I think that synthetic performance metrics can be misleading. I haven't used GpuTest but maybe it measures some overall "theoretical" quantity, like max. triangle throughput.
The HD 5000 GPU is much newer than the geforce 8800, and even though both seem to have similar performance according to GpuTest, fragment shader throughput (which is the determinant factor for this kind of filters) in the HD 5000 could still be higher than in the 8800.
Also, I don't know if you are updating the image in every frame (the original NTSC shadertoy uses a video, so in that case data is being copied over the GPU memory constantly), but the macair has a much faster CPU/chipset (i7) and memory transfer speeds than the iMac (Core 2). This could affect performance as well if you are doing frequent CPU-GPU transfers.
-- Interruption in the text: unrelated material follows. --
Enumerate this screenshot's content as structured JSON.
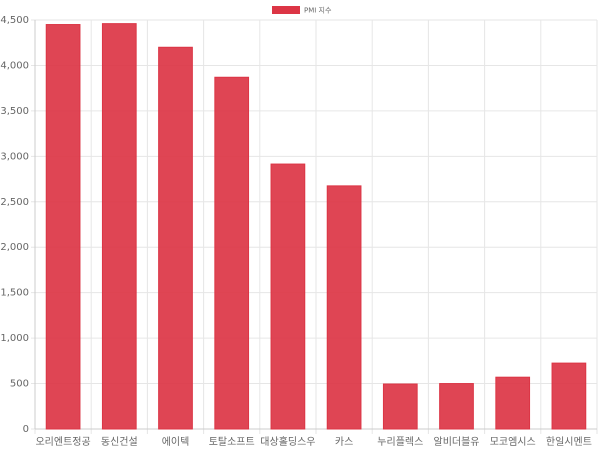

Thanks a lot for your help anticode. It seems that the higher results on GpuTest for the older CPU/GPU could be due to a particular test favouring the CPU over GPU. But my question of whether there's a configuration problem is answered.
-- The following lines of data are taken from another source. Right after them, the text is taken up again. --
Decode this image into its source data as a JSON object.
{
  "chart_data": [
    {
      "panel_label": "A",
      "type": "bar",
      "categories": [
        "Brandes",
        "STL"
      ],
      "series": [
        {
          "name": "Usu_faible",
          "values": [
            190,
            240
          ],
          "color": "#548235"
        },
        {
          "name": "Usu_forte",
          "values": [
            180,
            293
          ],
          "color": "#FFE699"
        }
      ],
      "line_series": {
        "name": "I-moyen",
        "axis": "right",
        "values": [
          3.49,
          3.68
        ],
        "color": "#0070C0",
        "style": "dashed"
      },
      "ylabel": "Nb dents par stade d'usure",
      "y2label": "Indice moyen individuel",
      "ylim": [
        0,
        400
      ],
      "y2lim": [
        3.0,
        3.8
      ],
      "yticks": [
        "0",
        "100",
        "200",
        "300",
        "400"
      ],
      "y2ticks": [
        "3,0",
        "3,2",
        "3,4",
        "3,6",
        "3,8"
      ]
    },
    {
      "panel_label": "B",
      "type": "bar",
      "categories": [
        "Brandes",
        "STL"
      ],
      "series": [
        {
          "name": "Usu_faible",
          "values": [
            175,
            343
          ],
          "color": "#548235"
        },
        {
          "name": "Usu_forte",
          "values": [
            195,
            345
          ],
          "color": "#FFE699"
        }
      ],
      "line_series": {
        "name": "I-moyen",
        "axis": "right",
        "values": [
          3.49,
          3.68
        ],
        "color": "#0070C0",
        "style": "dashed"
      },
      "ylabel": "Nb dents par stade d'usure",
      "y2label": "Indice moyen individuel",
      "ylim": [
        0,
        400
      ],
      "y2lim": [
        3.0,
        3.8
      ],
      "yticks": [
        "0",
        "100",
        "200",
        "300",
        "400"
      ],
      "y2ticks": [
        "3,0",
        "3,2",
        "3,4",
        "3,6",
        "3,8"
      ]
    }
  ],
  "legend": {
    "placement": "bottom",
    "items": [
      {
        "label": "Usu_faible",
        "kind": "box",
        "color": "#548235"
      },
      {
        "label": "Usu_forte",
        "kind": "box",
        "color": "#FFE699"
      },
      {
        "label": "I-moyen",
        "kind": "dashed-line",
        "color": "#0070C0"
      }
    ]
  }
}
Perhaps with weak GPUs some effects will run faster rewritten for the CPU?
Hmm it's quite tricky to decide what baseline hardware compatibility to expect on a project... I guess the answer is to offer as many options as possible, eg turn the filter on/off.
Thanks again
Sure, you are welcome!
Again, for this particular type of effects (i.e.: most, if not all, available on shadertoy or glsl sandbox) the bottleneck is the fragment shader performance since the scenes are generated procedurally pixel-by-pixel (unless you are doing additional stuff that involve CPU computations in each frame, or CPU-GPU transfers, etc.) If you look at the sketch code (run by the CPU) in the Processing ports of these effects, it is in fact fairly minimal (typically a single rect covering the entire screen to feed the fragment shader with pixels).
Sometimes you can add tweakable parameters to the shader itself to make it less intensive on older hardware, at the cost of decreased visual quality. For example, in the NTSC filter, it seems that most of the computation is spent in the "for (float n = -41.0; n < 42.0; n += 4.0)" loop inside the NTSCCodec() function - you have to keep in mind that this loop is executed for each pixel in the screen. By changing the ranges of the loop you can make it run faster, but of course this will affect the output of the filter.